I live under the philosophy that anyone can learn something from anyone, no matter how intelligent or not, or how good or not the other may be. If you choose to listen only to people who agree with your philosophy, you learn nothing.
In law school we are taught to learn both sides of an argument. If you know the strengths and the weaknesses of both sides of an argument, you are in a better position to argue your side of the argument.
Too many people choose what they will believe and not believe and then close their minds to all arguments that differ with their chosen beliefs. These people are defiant to cogent arguments that may reveal flaws in their belief system.

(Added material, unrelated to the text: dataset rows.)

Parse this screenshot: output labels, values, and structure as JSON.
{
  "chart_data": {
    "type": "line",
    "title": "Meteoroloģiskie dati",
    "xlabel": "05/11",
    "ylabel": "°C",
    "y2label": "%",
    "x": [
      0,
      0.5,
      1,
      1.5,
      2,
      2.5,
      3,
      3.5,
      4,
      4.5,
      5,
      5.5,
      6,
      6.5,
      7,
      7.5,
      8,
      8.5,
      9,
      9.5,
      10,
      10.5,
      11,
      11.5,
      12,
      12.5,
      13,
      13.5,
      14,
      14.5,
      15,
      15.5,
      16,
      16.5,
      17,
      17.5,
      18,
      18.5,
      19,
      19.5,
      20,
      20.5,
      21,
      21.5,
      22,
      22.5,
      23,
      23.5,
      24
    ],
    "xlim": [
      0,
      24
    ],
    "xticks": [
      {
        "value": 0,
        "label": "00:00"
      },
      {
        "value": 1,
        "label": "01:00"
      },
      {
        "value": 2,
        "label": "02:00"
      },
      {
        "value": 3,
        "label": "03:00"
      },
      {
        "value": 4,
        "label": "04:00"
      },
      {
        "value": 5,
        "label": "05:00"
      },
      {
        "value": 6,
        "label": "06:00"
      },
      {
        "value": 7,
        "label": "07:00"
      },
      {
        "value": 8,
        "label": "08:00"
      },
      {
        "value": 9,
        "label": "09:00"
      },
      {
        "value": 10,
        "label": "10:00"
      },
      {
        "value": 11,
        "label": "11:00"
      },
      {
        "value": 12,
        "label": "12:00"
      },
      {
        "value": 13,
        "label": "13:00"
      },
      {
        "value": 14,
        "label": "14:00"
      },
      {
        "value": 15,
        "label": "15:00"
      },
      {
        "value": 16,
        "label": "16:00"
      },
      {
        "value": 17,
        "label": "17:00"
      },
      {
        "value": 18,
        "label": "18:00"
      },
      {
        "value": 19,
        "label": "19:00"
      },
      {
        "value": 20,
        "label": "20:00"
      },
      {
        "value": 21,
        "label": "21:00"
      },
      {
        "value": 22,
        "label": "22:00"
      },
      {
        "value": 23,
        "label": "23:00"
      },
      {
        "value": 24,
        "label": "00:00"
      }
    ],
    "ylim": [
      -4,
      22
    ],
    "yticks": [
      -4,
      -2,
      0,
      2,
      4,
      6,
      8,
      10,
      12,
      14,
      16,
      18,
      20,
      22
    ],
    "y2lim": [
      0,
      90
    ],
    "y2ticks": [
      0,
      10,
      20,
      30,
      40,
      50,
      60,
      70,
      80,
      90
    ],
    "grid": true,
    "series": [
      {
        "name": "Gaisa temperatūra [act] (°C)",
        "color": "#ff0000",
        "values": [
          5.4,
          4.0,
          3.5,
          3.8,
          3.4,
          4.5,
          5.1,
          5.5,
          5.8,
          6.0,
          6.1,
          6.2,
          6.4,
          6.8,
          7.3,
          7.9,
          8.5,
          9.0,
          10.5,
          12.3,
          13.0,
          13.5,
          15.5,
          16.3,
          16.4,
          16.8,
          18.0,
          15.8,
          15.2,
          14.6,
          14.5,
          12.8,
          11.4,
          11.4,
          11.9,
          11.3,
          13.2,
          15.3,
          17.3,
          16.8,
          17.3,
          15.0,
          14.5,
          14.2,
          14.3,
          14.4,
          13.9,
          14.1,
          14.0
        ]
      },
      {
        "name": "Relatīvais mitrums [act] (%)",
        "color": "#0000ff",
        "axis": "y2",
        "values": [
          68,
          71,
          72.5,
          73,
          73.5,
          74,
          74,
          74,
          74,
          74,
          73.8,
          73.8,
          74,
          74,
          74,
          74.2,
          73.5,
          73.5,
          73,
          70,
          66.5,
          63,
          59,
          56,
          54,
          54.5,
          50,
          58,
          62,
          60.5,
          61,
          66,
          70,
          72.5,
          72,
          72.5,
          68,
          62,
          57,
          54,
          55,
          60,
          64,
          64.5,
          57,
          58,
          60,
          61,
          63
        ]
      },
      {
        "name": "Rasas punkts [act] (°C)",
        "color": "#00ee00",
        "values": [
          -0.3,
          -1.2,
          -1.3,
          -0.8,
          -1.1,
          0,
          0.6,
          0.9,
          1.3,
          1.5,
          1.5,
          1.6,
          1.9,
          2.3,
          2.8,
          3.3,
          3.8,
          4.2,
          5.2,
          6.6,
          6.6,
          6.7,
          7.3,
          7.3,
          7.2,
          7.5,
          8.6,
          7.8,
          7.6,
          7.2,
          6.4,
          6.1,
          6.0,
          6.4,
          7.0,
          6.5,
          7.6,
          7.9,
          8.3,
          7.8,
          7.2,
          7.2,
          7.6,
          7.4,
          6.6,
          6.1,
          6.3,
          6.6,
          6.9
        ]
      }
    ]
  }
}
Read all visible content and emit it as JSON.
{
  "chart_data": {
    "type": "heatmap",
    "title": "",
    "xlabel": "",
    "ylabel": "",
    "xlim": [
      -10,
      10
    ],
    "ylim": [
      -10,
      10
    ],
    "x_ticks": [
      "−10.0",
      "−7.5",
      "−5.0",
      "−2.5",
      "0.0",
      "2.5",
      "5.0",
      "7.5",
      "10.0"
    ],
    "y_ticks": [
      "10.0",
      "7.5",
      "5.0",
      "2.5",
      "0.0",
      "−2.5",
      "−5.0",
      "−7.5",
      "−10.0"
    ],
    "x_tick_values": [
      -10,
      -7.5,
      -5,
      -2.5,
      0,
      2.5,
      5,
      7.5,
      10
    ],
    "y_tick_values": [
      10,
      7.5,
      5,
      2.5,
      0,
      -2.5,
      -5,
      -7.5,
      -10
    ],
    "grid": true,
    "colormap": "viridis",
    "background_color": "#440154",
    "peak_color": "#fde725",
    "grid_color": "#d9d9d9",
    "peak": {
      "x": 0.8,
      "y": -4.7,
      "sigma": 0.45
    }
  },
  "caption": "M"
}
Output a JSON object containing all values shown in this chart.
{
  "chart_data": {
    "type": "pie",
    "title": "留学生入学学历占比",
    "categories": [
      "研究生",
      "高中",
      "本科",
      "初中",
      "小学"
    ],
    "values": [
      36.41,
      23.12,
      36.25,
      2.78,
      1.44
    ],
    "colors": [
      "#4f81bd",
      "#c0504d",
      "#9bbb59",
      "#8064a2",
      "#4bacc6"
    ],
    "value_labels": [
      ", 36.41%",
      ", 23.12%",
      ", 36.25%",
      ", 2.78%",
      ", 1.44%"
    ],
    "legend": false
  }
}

I have read books written by lawyers, philosophers, physicists ... Hitler, American Indians ... biographies about Dr. King, Gandhi, Jefferson, Franklin ... philosophies about Christianity, Judaism, Marxism, Capitalism, Atheism ... history as told by Americans, Indians, Chinese, French ... to name a few. The idea is to understand why different philosophies develop. Why different people think differently. You can choose for yourself if your philosophy stands "as is" or needs revision or falls to another philosophy. But how can you truly know you are on the right track if you only listen to yourself and others who think like you.
And if you fear exposure to "unnecessary evils," then you must question your own beliefs. Because if you fear words that different from your own, you must have doubts in your own beliefs. And if you have doubts in your own beliefs, then you must ask yourself if you are wrong. And if you are wrong, should not you discover what is right?